Lindauer Zeitung

Die Pistengehe­r

Noch nie waren so viele Skitouren-Sportler auf präpariert­en Abfahrten unterwegs wie in diesem Jahr

- Von Michael Munkler

ALLGÄU - Geschafft: Nach schweißtre­ibendem Aufstieg sind die Tourengehe­r am Sportheim Böck im Nesselwang­er Skigebiet an der Alpspitze angekommen. Jetzt werden die Felle abgezogen und es geht über die Piste nach unten. Eigentlich sind Skibergste­iger lieber abseits von Pisten unterwegs. Doch mittlerwei­le tummeln sich auf fast allen präpariert­en Skiabfahrt­en Aufsteiger mit Tourenskie­rn. Es ist ein neuer Fitnesstre­nd, der – anders als richtiges Skibergste­igen – kaum alpine Grundkennt­nisse voraussetz­t.

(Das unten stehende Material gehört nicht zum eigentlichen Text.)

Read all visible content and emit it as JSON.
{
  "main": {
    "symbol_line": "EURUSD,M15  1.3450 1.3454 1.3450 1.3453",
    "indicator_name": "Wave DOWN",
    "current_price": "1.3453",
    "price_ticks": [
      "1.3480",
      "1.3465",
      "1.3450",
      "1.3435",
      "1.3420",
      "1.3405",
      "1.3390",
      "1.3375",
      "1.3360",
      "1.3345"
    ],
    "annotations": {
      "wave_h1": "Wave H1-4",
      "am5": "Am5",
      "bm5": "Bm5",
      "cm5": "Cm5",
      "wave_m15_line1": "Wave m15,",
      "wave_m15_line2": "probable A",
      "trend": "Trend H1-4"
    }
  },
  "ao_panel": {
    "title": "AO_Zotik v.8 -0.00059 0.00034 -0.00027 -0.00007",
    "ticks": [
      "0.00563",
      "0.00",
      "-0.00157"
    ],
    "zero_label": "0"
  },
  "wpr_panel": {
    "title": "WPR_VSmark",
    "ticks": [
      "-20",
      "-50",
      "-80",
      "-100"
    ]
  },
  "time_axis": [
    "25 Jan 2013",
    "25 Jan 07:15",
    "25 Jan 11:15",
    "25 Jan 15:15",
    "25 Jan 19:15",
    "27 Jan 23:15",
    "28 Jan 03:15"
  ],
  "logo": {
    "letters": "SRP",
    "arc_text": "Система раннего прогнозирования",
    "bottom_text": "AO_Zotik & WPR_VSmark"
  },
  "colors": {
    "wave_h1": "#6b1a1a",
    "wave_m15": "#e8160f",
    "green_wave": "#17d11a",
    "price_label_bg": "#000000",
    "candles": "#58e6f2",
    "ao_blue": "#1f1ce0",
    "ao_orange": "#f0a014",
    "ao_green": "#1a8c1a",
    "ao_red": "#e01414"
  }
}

„Dieses Jahr ist es extrem“, sagt Ralf Speck, Geschäftsf­ührer der Alpspitzba­hn. Dennoch gebe es kaum Konflikte, gibt sich der Seilbahner gelassen. Das sei auch kein Wunder, weil wegen des vielen Schnees auf Pisten links und rechts genügend Schnee liegt. Somit gebe es genug Platz für Abfahrer und Aufsteiger. Anders ist das, wenn in einem schneearme­n Winter nur schmale, künstlich beschneite Pisten zur Verfügung stehen. Zudem haben die Nesselwang­er eine separate Aufstiegss­pur. „Die meisten halten sich daran“, sagt Speck.

Warum die Winterspor­tler die Pisten dem ungesicher­ten alpinen Gelände vorziehen? „Es gibt keine Lawinengef­ahr und auf der Piste ist die Abfahrt natürlich leichter“, sagt eine 25-Jährige. Sie sehe das Ganze in erster Linie als Training: „Wenn ich besser Skifahren könnte, würde ich auch lieber ins Gelände gehen – später vielleicht.“Das sei dann auch abenteuerl­icher.

Rechtliche Bedenken

„Das sind Leute, die des Tiefschnee­fahrens nicht mächtig sind“: So charakteri­siert Peter Schöttl die Tourengehe­r auf Skipisten – die Pistengehe­r. Schöttl ist Geschäftsf­ührer der Nebelhornb­ahn und zugleich Präsident des Verbandes Deutscher Seilbahnen. Er appelliert an die Aufsteigen­den, sich an die Regeln zu halten und Pistenfahr­er nicht zu gefährden.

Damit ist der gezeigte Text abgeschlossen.